"qiumingcheng" <qiumingcheng@aliyun.com> writes: > 1. In the test example I gave, the in4eq function's proleakproof=true, but its actual test result is leaking. Does that mean you will adjust it to proleakproof=false later?
int4eq is about as leakproof as a function could possibly be: it does not leak, it's plain from the code of the function that it does not leak, and it calls no other code that might accidentally introduce a leak in future.
I think you do not understand what that property actually means. Per the CREATE FUNCTION man page:
LEAKPROOF indicates that the function has no side effects. It reveals no information about its arguments other than by its return value. For example, a function which throws an error message for some argument values but not others, or which includes the argument values in any error message, is not leakproof.
Please note that this definition talks only about the behavior of the function itself. Re-reading your email, you seem to be imagining that changes in a query's plan on the basis of changes in collected statistics have something to do with this. They do not.
You omitted including the part about when the system even has to care about leakproof:
"This affects how the system executes queries against views created with the security_barrier option or tables with row level security enabled."
A non-leakproof function must not be called with inputs that the current user is not allowed to see. Allowed being the operative word, if they could see the value if not for other non-security-related conditions in the query it is acceptable to call the function with those inputs even if the end result is simply going to be thrown away later (while inefficient, this is why function cost is tunable). None of your examples prohibit any row from being processed by any function and so your spy function may see any and all rows present in the table.
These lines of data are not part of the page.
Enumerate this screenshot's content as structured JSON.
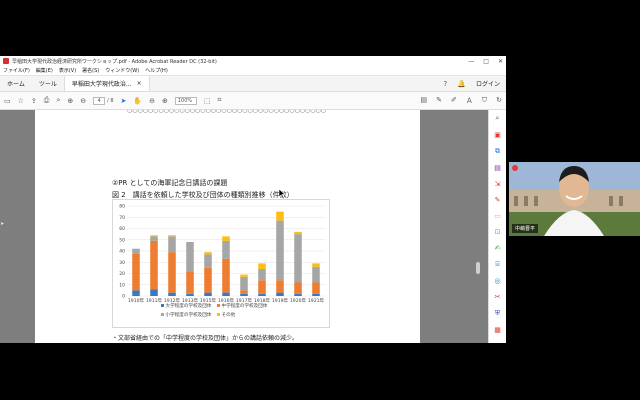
{
  "window": {
    "title": "早稲田大学現代政治経済研究所ワークショップ.pdf - Adobe Acrobat Reader DC (32-bit)",
    "controls": [
      "—",
      "□",
      "✕"
    ]
  },
  "menu": [
    "ファイル(F)",
    "編集(E)",
    "表示(V)",
    "署名(S)",
    "ウィンドウ(W)",
    "ヘルプ(H)"
  ],
  "tabs": {
    "home": "ホーム",
    "tools": "ツール",
    "doc": "早稲田大学現代政治...",
    "close": "×"
  },
  "account": {
    "login": "ログイン"
  },
  "toolbar": {
    "page_current": "4",
    "page_total": "/ 8",
    "zoom": "100%"
  },
  "document": {
    "cut_text": "　　○○○○○○○○○○○○○○○○○○○○○○○○○○○○○○○○○○○○○○",
    "heading": "②PR としての海軍記念日講話の課題",
    "figure_title": "図 2　講話を依頼した学校及び団体の種類別推移（件数）",
    "footnote": "・文部省経由での「中学程度の学校及団体」からの講話依頼の減少。",
    "page_number": "4"
  },
  "video": {
    "participant_name": "中嶋晋平"
  },
  "chart_data": {
    "type": "bar",
    "stacked": true,
    "title": "",
    "xlabel": "",
    "ylabel": "",
    "ylim": [
      0,
      80
    ],
    "yticks": [
      0,
      10,
      20,
      30,
      40,
      50,
      60,
      70,
      80
    ],
    "grid": true,
    "legend_position": "bottom",
    "categories": [
      "1910年",
      "1911年",
      "1912年",
      "1913年",
      "1915年",
      "1916年",
      "1917年",
      "1918年",
      "1919年",
      "1920年",
      "1921年"
    ],
    "series": [
      {
        "name": "大学程度の学校及団体",
        "color": "#3a78c2",
        "values": [
          5,
          6,
          3,
          2,
          3,
          3,
          2,
          2,
          3,
          2,
          2
        ]
      },
      {
        "name": "中学程度の学校及団体",
        "color": "#ee7d31",
        "values": [
          33,
          43,
          36,
          20,
          22,
          30,
          3,
          12,
          11,
          10,
          10
        ]
      },
      {
        "name": "小学程度の学校及団体",
        "color": "#a6a6a6",
        "values": [
          4,
          4,
          14,
          26,
          12,
          16,
          12,
          10,
          53,
          43,
          14
        ]
      },
      {
        "name": "その他",
        "color": "#fbbf14",
        "values": [
          0,
          1,
          1,
          0,
          2,
          4,
          2,
          5,
          8,
          2,
          3
        ]
      }
    ]
  },
  "colors": {
    "accent": "#1a73e8",
    "pdf_red": "#d32f2f",
    "gray_bg": "#7e7e7e"
  }
}
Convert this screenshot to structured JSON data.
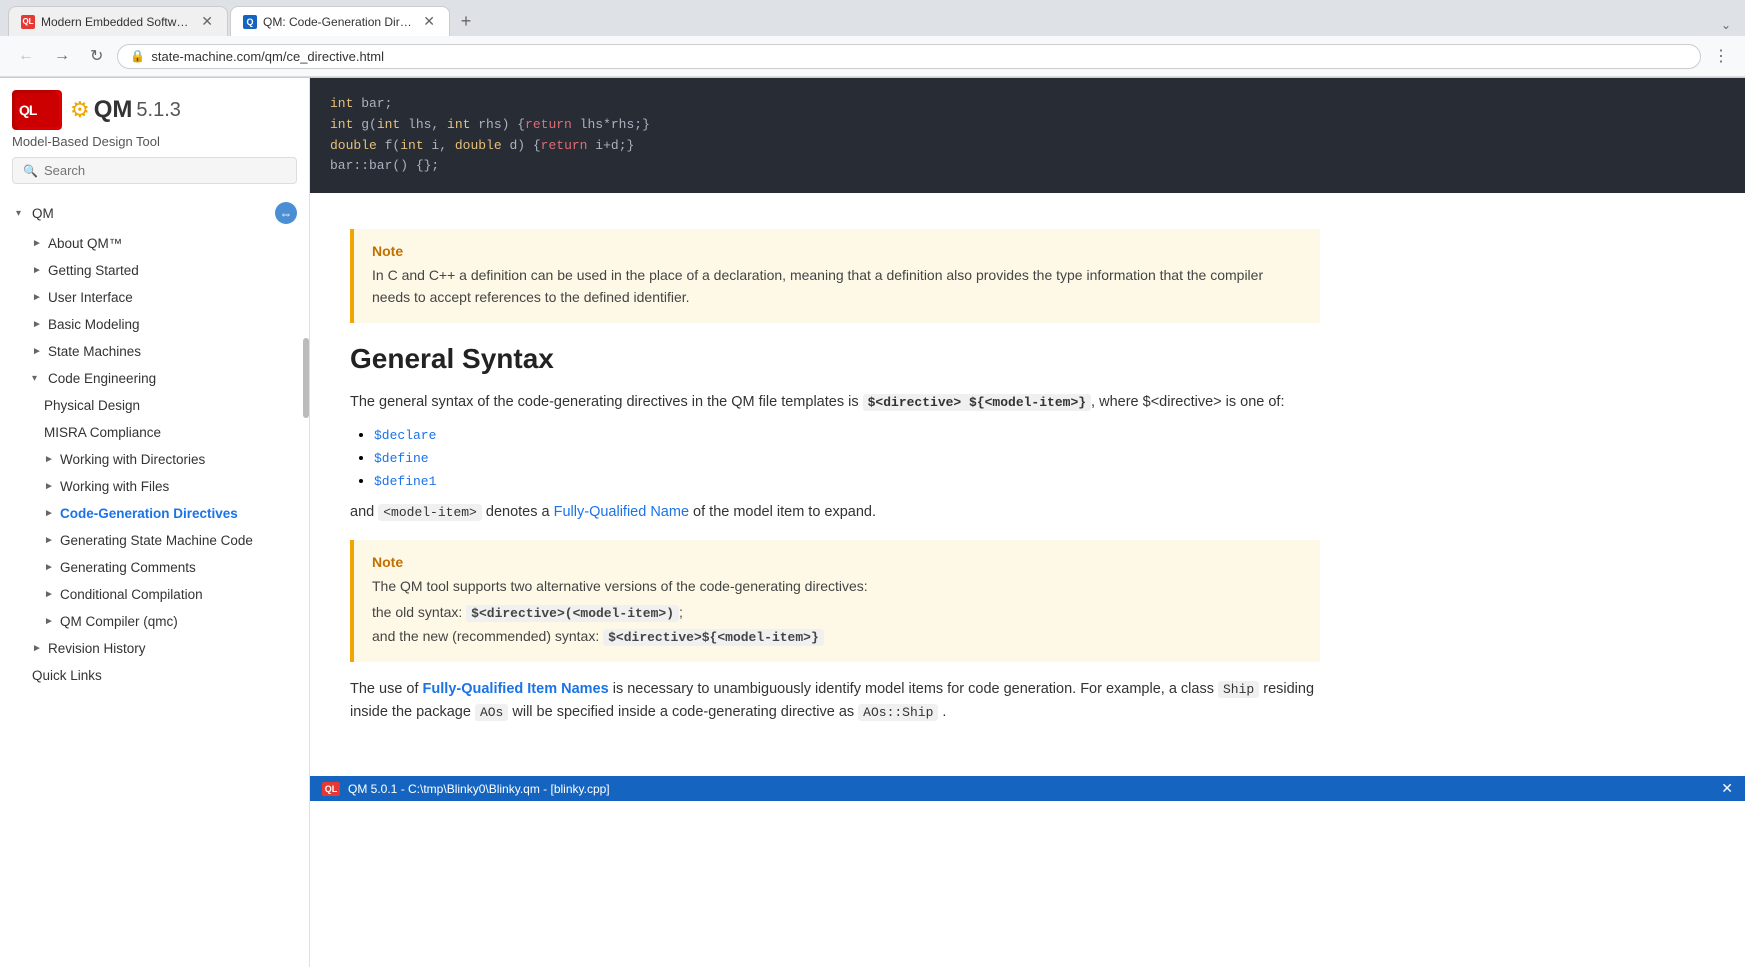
{
  "browser": {
    "tabs": [
      {
        "id": "tab1",
        "label": "Modern Embedded Software - C...",
        "favicon": "QL",
        "active": false
      },
      {
        "id": "tab2",
        "label": "QM: Code-Generation Directives",
        "favicon": "Q",
        "active": true
      }
    ],
    "address": "state-machine.com/qm/ce_directive.html",
    "new_tab_label": "+"
  },
  "sidebar": {
    "brand_name": "QM",
    "brand_version": "5.1.3",
    "brand_tagline": "Model-Based Design Tool",
    "search_placeholder": "Search",
    "nav": [
      {
        "id": "qm-root",
        "label": "QM",
        "level": 0,
        "arrow": "▾",
        "expanded": true
      },
      {
        "id": "about-qm",
        "label": "About QM™",
        "level": 1,
        "arrow": "►"
      },
      {
        "id": "getting-started",
        "label": "Getting Started",
        "level": 1,
        "arrow": "►"
      },
      {
        "id": "user-interface",
        "label": "User Interface",
        "level": 1,
        "arrow": "►"
      },
      {
        "id": "basic-modeling",
        "label": "Basic Modeling",
        "level": 1,
        "arrow": "►"
      },
      {
        "id": "state-machines",
        "label": "State Machines",
        "level": 1,
        "arrow": "►"
      },
      {
        "id": "code-engineering",
        "label": "Code Engineering",
        "level": 1,
        "arrow": "▾",
        "expanded": true
      },
      {
        "id": "physical-design",
        "label": "Physical Design",
        "level": 2,
        "arrow": ""
      },
      {
        "id": "misra-compliance",
        "label": "MISRA Compliance",
        "level": 2,
        "arrow": ""
      },
      {
        "id": "working-with-directories",
        "label": "Working with Directories",
        "level": 2,
        "arrow": "►"
      },
      {
        "id": "working-with-files",
        "label": "Working with Files",
        "level": 2,
        "arrow": "►"
      },
      {
        "id": "code-generation-directives",
        "label": "Code-Generation Directives",
        "level": 2,
        "arrow": "►",
        "active": true
      },
      {
        "id": "generating-state-machine-code",
        "label": "Generating State Machine Code",
        "level": 2,
        "arrow": "►"
      },
      {
        "id": "generating-comments",
        "label": "Generating Comments",
        "level": 2,
        "arrow": "►"
      },
      {
        "id": "conditional-compilation",
        "label": "Conditional Compilation",
        "level": 2,
        "arrow": "►"
      },
      {
        "id": "qm-compiler",
        "label": "QM Compiler (qmc)",
        "level": 2,
        "arrow": "►"
      },
      {
        "id": "revision-history",
        "label": "Revision History",
        "level": 1,
        "arrow": "►"
      },
      {
        "id": "quick-links",
        "label": "Quick Links",
        "level": 1,
        "arrow": ""
      }
    ]
  },
  "content": {
    "code_block": {
      "lines": [
        "int bar;",
        "int g(int lhs, int rhs) {return lhs*rhs;}",
        "double f(int i, double d) {return i+d;}",
        "bar::bar() {};"
      ]
    },
    "note1": {
      "title": "Note",
      "text": "In C and C++ a definition can be used in the place of a declaration, meaning that a definition also provides the type information that the compiler needs to accept references to the defined identifier."
    },
    "section_title": "General Syntax",
    "body1": "The general syntax of the code-generating directives in the QM file templates is",
    "syntax_strong": "$<directive> ${<model-item>}",
    "body1b": ", where $<directive> is one of:",
    "list_items": [
      "$declare",
      "$define",
      "$define1"
    ],
    "body2_pre": "and ",
    "body2_code": "<model-item>",
    "body2_mid": " denotes a ",
    "body2_link": "Fully-Qualified Name",
    "body2_post": " of the model item to expand.",
    "note2": {
      "title": "Note",
      "line1": "The QM tool supports two alternative versions of the code-generating directives:",
      "line2_pre": "the old syntax: ",
      "line2_code": "$<directive>(<model-item>)",
      "line3_pre": "and the new (recommended) syntax: ",
      "line3_code": "$<directive>${<model-item>}"
    },
    "body3_pre": "The use of ",
    "body3_link": "Fully-Qualified Item Names",
    "body3_mid": " is necessary to unambiguously identify model items for code generation. For example, a class ",
    "body3_code1": "Ship",
    "body3_post1": " residing inside the package ",
    "body3_code2": "AOs",
    "body3_post2": " will be specified inside a code-generating directive as ",
    "body3_code3": "AOs::Ship",
    "body3_end": " .",
    "bottom_bar": {
      "text": "QM 5.0.1 - C:\\tmp\\Blinky0\\Blinky.qm - [blinky.cpp]"
    }
  }
}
A leakproof function is allowed to process data that the current user is not allowed to see - because if the input row ends up being filtered out the values of the input arguments will never be viewable by the user. They will neither be in the query output, nor able to be read or inferred by some kind of side-effect. Your spy function, which is not leakproof, should never see such prohibited rows - which you seem to have confirmed. The planner indeed must ensure other security-related filters are applied first.